Serena: la più  forte di tutte

Serena: la più forte di tutte

Serena Williams si aggiudica il 14° titolo della sua carriera in uno Slam a distanza di due anni dalla sua ultima vittoria proprio ai Championships. Sono cinque i piatti a Wimbledon come sua sorella Venus. Equilibrata la finale tra Federer e Murray.

WIMBLEDON – Ha vinto la più forte ed è forse una considerazione che vale da quando hanno abbandonato l’attività Martina Navratilova, Chris Evert e Steffi Graf. Lo abbiamo ripetuto molte volte ed era diventato quasi un ritornello: se gioca bene e se ne ha voglia vince sempre lei, Serena Williams che ha conquistato il quattordicesimo slam della sua carriera. C’è stato il rischio che la finale del singolare femminile si concludesse rapidamente e senza spettacolo perché la superiorità di Serena nel primo set era stata imbarazzante.

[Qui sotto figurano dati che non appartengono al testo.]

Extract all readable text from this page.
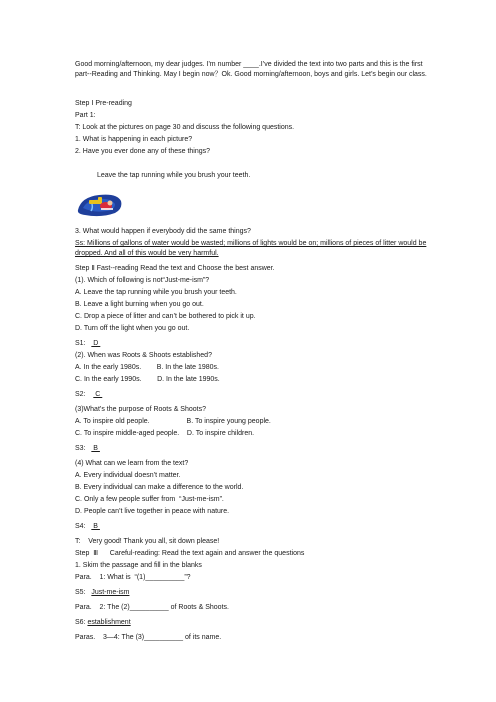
Good morning/afternoon, my dear judges. I'm number ____.I’ve divided the text into two parts and this is the first part--Reading and Thinking. May I begin now？Ok. Good morning/afternoon, boys and girls. Let’s begin our class.
Step Ⅰ Pre-reading
Part 1:
T: Look at the pictures on page 30 and discuss the following questions.
1. What is happening in each picture?
2. Have you ever done any of these things?
Leave the tap running while you brush your teeth.
3. What would happen if everybody did the same things?
Ss: Millions of gallons of water would be wasted; millions of lights would be on; millions of pieces of litter would be dropped. And all of this would be very harmful.
Step Ⅱ Fast--reading Read the text and Choose the best answer.
(1). Which of following is not“Just-me-ism”?
A. Leave the tap running while you brush your teeth.
B. Leave a light burning when you go out.
C. Drop a piece of litter and can’t be bothered to pick it up.
D. Turn off the light when you go out.
S1:    D
(2). When was Roots & Shoots established?
A. In the early 1980s.        B. In the late 1980s.
C. In the early 1990s.        D. In the late 1990s.
S2:     C
(3)What’s the purpose of Roots & Shoots?
A. To inspire old people.                   B. To inspire young people.
C. To inspire middle-aged people.    D. To inspire children.
S3:    B
(4) What can we learn from the text?
A. Every individual doesn’t matter.
B. Every individual can make a difference to the world.
C. Only a few people suffer from  “Just-me-ism”.
D. People can’t live together in peace with nature.
S4:    B
T:    Very good! Thank you all, sit down please!
Step  Ⅲ      Careful-reading: Read the text again and answer the questions
1. Skim the passage and fill in the blanks
Para.    1: What is  “(1)__________”?
S5:   Just-me-ism
Para.    2: The (2)__________ of Roots & Shoots.
S6: establishment
Paras.    3—4: The (3)__________ of its name.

Agnieszka Radwanska ci ha messo un po’a diventare competitiva e forse l’ha aiutata l’interruzione per la pioggia arrivata alla fine del primo set che Serena avrebbe potuto vincere per 6-0 ed ha vinto invece soltanto per 6-1. Alla ripresa sembrava che si potesse ripetere il primo set perché Serena si è portata in testa per 4 a 2 ma sul 4 a 3 ha ceduto per la prima volta il servizio. Si è fatta raggiungere sul 4 pari ed ha finito per perdere addirittura il set per 7-5 anche grazie ad un doppio fallo.

La Radwanska si è tolta di dosso un pò di timidezza senza però riuscire a diventare competitiva. Sul 2 pari del secondo set Serena ha completamente ripreso il controllo del gioco e del punteggio ed è volata fino al 6-2 chiudendo al primo match point dopo due ore e due minuti.

Oggi si chiude con la finale del singolare maschile che ad una fredda analisi statistica appare più equilibrata di quanto vorrebbero l’opinione degli espertie dei bookmakers che naturalmente devono tener conto del fattore campo se non vogliono correre il rischio di un fallimento. I precedenti sono favorevoli a Murray di stretta misura (8 a 7) ma il bilancio gira dalla parte di Federer se si tiene conto delle partite giocate in finale. Non si possono invece fare riferimenti alla superficie perché i due giocatori non si sono mai affrontati sull’erba e nemmeno al fattore campo perché da questo punto di vista Wimbledon e l’Inghilterra possono dare lezioni a tutto il mondo.

Murray ha capito, da quando è stato eliminato Nadal, che un’occasione di vincere il torneo al quale ovviamente tiene di più non gli potrebbe ricapitare. Per la verità questa considerazione si può estendere ai giocatori di ogni nazionalità perché il prestigio di Wimbledon non ha confini.